Interrogating Landcape, Materials & the Figure- Dorset Visual Arts: Exhibition and Talk. 4th June 2016

Dorset visual arts is a not for profit charity which has 500 artist members within Dorset. They run a number of projects designed to aid networking and collaboration for their members. As part of Dorset Art weeks they held exhibition and talk at Bridport Arts centre. I decided to go along to find out more about the work of practising artists in the area.

I made notes from the afternoon in my small sketchbook (attached)

One artist that I particularly want to mention is Katy Shepherd, who works with ideas around loss and memory, which are themes that have started to arise in my own work. 

The drawings she had on display were Ines she carried out on the 20th anniversary of her mother’s death. She used no photographic references for these works. She described the whole process which she said was not easy both emotionally and technically.

She drew her as she remembered her the last time she saw her. She said she is not sure she managed to draw her at all; that she was struggling through the journey of trying to remember her as she was.

Obviously I cannot comment on whether she managed to achieve a likeness but I found the portraits remarkable in their execution. The marks were sensitively drawn reflective of the poignancy of the process the artist was undertaking.

Katy also showed an animation called “Harbour”, which she produced at college in 1999. A clip of this work can be found here:

She explained that this was one of a series of works animating family photos- an attempt to bring the moment back to life.
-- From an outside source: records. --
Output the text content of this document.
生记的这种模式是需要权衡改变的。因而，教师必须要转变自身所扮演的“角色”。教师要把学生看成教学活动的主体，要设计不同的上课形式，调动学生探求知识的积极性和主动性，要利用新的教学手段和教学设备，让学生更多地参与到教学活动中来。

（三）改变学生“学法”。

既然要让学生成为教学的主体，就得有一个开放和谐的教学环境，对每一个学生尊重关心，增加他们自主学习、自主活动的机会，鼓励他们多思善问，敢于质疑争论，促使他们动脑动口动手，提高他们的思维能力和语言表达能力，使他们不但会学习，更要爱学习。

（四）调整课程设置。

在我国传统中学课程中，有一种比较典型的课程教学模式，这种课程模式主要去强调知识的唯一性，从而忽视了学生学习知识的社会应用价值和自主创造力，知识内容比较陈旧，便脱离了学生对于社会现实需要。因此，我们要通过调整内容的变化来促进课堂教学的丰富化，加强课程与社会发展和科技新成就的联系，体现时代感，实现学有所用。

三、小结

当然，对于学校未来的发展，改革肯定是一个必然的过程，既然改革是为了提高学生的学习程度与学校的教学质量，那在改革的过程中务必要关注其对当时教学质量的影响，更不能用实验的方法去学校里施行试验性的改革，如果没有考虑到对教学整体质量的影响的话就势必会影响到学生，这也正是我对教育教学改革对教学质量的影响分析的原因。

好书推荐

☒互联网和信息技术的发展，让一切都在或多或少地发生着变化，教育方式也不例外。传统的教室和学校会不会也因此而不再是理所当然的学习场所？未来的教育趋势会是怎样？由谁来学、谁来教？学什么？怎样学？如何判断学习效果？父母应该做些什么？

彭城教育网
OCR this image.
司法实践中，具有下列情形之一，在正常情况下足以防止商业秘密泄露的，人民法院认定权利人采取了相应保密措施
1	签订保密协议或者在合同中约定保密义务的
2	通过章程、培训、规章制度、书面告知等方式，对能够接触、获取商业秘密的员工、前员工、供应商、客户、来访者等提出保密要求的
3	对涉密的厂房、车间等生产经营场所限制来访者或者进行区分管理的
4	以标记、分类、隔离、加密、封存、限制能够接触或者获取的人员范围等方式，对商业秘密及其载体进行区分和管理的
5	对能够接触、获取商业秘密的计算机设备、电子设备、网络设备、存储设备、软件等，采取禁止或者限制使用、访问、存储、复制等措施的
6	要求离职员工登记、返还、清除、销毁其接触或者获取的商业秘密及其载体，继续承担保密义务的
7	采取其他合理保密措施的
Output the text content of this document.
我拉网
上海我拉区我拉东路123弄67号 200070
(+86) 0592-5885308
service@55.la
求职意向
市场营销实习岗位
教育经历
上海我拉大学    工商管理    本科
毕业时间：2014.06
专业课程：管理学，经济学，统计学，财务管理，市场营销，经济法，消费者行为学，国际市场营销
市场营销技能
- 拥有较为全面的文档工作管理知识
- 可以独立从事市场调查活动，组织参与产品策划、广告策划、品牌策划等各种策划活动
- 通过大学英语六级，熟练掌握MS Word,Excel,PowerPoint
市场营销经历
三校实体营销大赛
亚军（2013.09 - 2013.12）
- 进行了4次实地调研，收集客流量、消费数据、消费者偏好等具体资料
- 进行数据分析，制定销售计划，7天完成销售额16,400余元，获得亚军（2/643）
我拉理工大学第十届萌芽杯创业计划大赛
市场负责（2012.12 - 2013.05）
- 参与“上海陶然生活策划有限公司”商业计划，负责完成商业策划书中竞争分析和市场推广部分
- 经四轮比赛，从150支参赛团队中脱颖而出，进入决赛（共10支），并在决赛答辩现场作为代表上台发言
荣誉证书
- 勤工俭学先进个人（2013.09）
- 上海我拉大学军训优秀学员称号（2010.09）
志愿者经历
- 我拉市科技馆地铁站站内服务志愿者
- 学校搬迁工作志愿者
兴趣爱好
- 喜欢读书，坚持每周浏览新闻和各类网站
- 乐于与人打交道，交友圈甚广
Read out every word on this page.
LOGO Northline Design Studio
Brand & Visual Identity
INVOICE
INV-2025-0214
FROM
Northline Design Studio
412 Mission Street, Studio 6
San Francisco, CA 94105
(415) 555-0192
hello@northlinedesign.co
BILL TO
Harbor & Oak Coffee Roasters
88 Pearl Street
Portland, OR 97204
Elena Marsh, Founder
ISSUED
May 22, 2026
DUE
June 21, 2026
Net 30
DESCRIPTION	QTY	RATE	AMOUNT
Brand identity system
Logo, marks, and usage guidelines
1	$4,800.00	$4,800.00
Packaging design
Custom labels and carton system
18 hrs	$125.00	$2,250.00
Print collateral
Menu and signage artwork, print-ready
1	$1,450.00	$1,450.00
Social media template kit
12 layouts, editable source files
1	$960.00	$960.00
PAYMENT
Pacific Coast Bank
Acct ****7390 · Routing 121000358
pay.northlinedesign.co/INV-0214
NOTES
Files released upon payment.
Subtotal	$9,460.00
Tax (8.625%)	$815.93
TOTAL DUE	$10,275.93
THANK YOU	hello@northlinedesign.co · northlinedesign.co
She explained her process that it took ages- that it is a laborious thing trying to bring a still image back to life.

I felt a particular affinity to Katy’s work as the themes she explores resonate strongly in me. 

I thoroughly enjoyed this afternoon. It makes me realise how many wonderful artists live locally and has made me think that I will join the group upon graduation, when I am completely aware of my own voice and have confidence in my own artistic practice. It is an exciting prospect.